---------- Forwarded message ----------
From: stephane eranian <eran...@googlemail.com>
Date: Fri, Dec 12, 2008 at 9:59 AM
Subject: Re: [patch] Performance Counters for Linux, v3
To: Peter Zijlstra <a.p.zijls...@chello.nl>
Cc: Vince Weaver <vi...@deater.net>, Ingo Molnar <mi...@elte.hu>,
linux-ker...@vger.kernel.org, Thomas Gleixner <t...@linutronix.de>,
Andrew Morton <a...@linux-foundation.org>, Eric Dumazet
<da...@cosmosbay.com>, Robert Richter <robert.rich...@amd.com>, Arjan
van de Veen <ar...@infradead.org>, Peter Anvin <h...@zytor.com>, Paul
Mackerras <pau...@samba.org>, "David S. Miller" <da...@davemloft.net>


Peter,

On Fri, Dec 12, 2008 at 9:25 AM, Peter Zijlstra <a.p.zijls...@chello.nl> wrote:
> On Thu, 2008-12-11 at 13:02 -0500, Vince Weaver wrote:
>

>> Perfmon3 works for all of those 60 machines.  This new proposal works on a
>> 2 out of the 60.
>
> s/works/is implemented/
>
>> Who is going to add support for all of those machines?  I've spent a lot
>> of developer time getting prefmon going for all of those configurations.
>> But why should I help out with this new inferior proposal?  It could all
>> be another waste of time.
>
> So much for constructive critisism.. have you tried taking the design to
> its limits, if so, where do you see problems?
>
People have pointed out problems, but you keep forgetting to answer them.

For instance, people have pointed out that your design necessarily implies
pulling into the kernel the event table for all PMU models out there. This
is not just data, this is also complex algorithms to assign events to counters.
The constraints between events can be very tricky to solve. If you get this
wrong, this leads to silent errors, and that is really bad.

Looking at Intel Core, Nehalem, or AMD64 does not reflect the reality of
the complexity of this. Paul pointed out earlier the complexity on Power.
I can relate to the complexity on Itanium (I implemented all the code in
the user level libpfm for them).  Read the Itanium PMU description and I
hope you'll understand.

Events constraints are not going away anytime soon, quite the contrary.

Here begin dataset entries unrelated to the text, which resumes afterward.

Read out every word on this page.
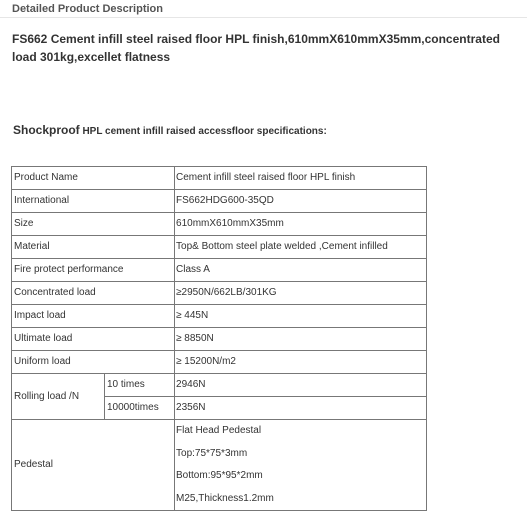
Detailed Product Description
FS662 Cement infill steel raised floor HPL finish,610mmX610mmX35mm,concentrated load 301kg,excellet flatness
Shockproof HPL cement infill raised accessfloor specifications:
Product Name		Cement infill steel raised floor HPL finish
International		FS662HDG600-35QD
Size		610mmX610mmX35mm
Material		Top& Bottom steel plate welded ,Cement infilled
Fire protect performance		Class A
Concentrated load		≥2950N/662LB/301KG
Impact load		≥ 445N
Ultimate load		≥ 8850N
Uniform load		≥ 15200N/m2
Rolling load /N	10 times	2946N
	10000times	2356N
Pedestal		Flat Head Pedestal
Top:75*75*3mm
Bottom:95*95*2mm
M25,Thickness1.2mm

Furthermore, event tables are not always correct. In fact, they are
always bogus.
Event semantics varies between steppings. New events shows up, others
get removed.
Constraints are discovered later on.

If you have all of that in the kernel, it means you'll have to
generate a kernel patch each
time. Even if that can be encapsulated into a kernel module, you will
still have problems.

Furthermore, Linux commercial distribution release cycles do not
align well with new processor
releases. I can boot my RHEL5 kernel on a Nehalem system and it would
be  nice not to have to
wait for a new kernel update to get the full Nehalem PMU event table,
so I can program more than
the basic 6 architected events of Intel X86.

I know the argument about the fact that you'll have a patch with 24h
on kernel.org. The problem
is that no end-user runs a kernel.org kernel, nobody. Changing the
kernel is not an option for
many end-users, it may even require re-certifications for many customers.

I believe many people would like to see how you plan on addressing those issues.